In addition, the control method of the industrial aggregation area atmospheric pollution mobile monitoring system further comprises the following steps:

acquiring the energy consumption rate of the unmanned aerial vehicle at each temperature value through a big data network, constructing a prediction model based on a convolutional neural network, and importing the energy consumption rate of the unmanned aerial vehicle at each temperature value into the prediction model for training to obtain a trained prediction model;

acquiring real-time working temperature information of the unmanned aerial vehicle, and inputting the real-time working temperature information into the prediction model to obtain the real-time energy consumption rate of the unmanned aerial vehicle;

acquiring a current residual energy value of the unmanned aerial vehicle, and calculating the longest working time of the unmanned aerial vehicle according to the current residual energy value and the real-time energy consumption rate;

acquiring real-time position information of the unmanned aerial vehicle, and acquiring the residual working time of the unmanned aerial vehicle based on the real-time position information and a preset flight task;

and if the remaining working time is greater than the maximum working time, searching out a charging node in the industrial aggregation area, and transmitting the charging node to the unmanned aerial vehicle control terminal.

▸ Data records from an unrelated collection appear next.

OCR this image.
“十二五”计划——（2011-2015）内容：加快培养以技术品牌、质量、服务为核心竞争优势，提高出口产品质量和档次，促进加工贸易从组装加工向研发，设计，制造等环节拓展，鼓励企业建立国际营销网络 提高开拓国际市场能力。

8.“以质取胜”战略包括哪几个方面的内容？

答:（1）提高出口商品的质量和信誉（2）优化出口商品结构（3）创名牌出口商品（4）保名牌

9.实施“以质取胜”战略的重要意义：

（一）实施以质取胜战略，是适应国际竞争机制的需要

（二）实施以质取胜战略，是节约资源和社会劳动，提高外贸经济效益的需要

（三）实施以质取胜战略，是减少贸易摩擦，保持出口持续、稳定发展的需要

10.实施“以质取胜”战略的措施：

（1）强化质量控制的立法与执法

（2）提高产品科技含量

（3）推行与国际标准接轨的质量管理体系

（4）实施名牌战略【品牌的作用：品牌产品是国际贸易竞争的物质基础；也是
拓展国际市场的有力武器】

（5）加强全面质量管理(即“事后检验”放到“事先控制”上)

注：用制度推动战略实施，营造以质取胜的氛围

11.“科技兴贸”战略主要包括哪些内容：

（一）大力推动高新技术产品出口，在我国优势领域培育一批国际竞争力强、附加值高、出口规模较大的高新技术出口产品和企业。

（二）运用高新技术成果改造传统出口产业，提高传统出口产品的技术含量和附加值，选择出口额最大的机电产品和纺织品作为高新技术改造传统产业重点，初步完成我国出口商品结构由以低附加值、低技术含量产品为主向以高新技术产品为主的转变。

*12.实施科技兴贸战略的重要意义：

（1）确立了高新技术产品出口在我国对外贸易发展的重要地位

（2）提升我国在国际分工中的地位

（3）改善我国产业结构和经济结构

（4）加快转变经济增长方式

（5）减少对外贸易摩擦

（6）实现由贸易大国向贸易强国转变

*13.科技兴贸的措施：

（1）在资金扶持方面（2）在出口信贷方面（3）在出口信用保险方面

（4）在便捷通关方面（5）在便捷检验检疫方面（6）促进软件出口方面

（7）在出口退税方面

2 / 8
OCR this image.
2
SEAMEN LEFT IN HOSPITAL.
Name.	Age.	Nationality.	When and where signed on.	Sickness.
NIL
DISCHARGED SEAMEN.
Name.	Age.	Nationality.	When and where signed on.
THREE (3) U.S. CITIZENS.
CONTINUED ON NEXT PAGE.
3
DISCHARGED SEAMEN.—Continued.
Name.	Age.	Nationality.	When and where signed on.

It should be noted that, according to the actual situation, the energy consumption of the unmanned aerial vehicle's battery under different temperatures is inconsistent, through this method can carry out simulation analysis to unmanned aerial vehicle's energy consumption change according to unmanned aerial vehicle's real-time operational environment temperature for can adjust the time node that the battery charges according to real-time environment's change at unmanned aerial vehicle, and then supply energy to unmanned aerial vehicle in advance. The preset flight tasks comprise information such as time for completing the flight tasks, flight paths and the like, and the preset flight tasks are set in advance by a user and are imported into a data storage of the unmanned aerial vehicle.

In addition, the control method of the industrial aggregation area atmospheric pollution mobile monitoring system further comprises the following steps:

acquiring charging time required by charging of the unmanned aerial vehicle; acquiring a residual work task of the unmanned aerial vehicle, and acquiring the time required by the unmanned aerial vehicle to complete the residual task based on the residual work task;

acquiring a latest working time node of the unmanned aerial vehicle based on a preset flight task of the unmanned aerial vehicle, and judging whether the sum of time required by the unmanned aerial vehicle to complete the residual task and charging time required by charging is larger than the latest working time node;

if the current unmanned aerial vehicle is larger than the current unmanned aerial vehicle, the current unmanned aerial vehicle is transmitted to the unmanned aerial vehicle closest to the current unmanned aerial vehicle, and the current unmanned aerial vehicle is completed through the unmanned aerial vehicle closest to the current unmanned aerial vehicle.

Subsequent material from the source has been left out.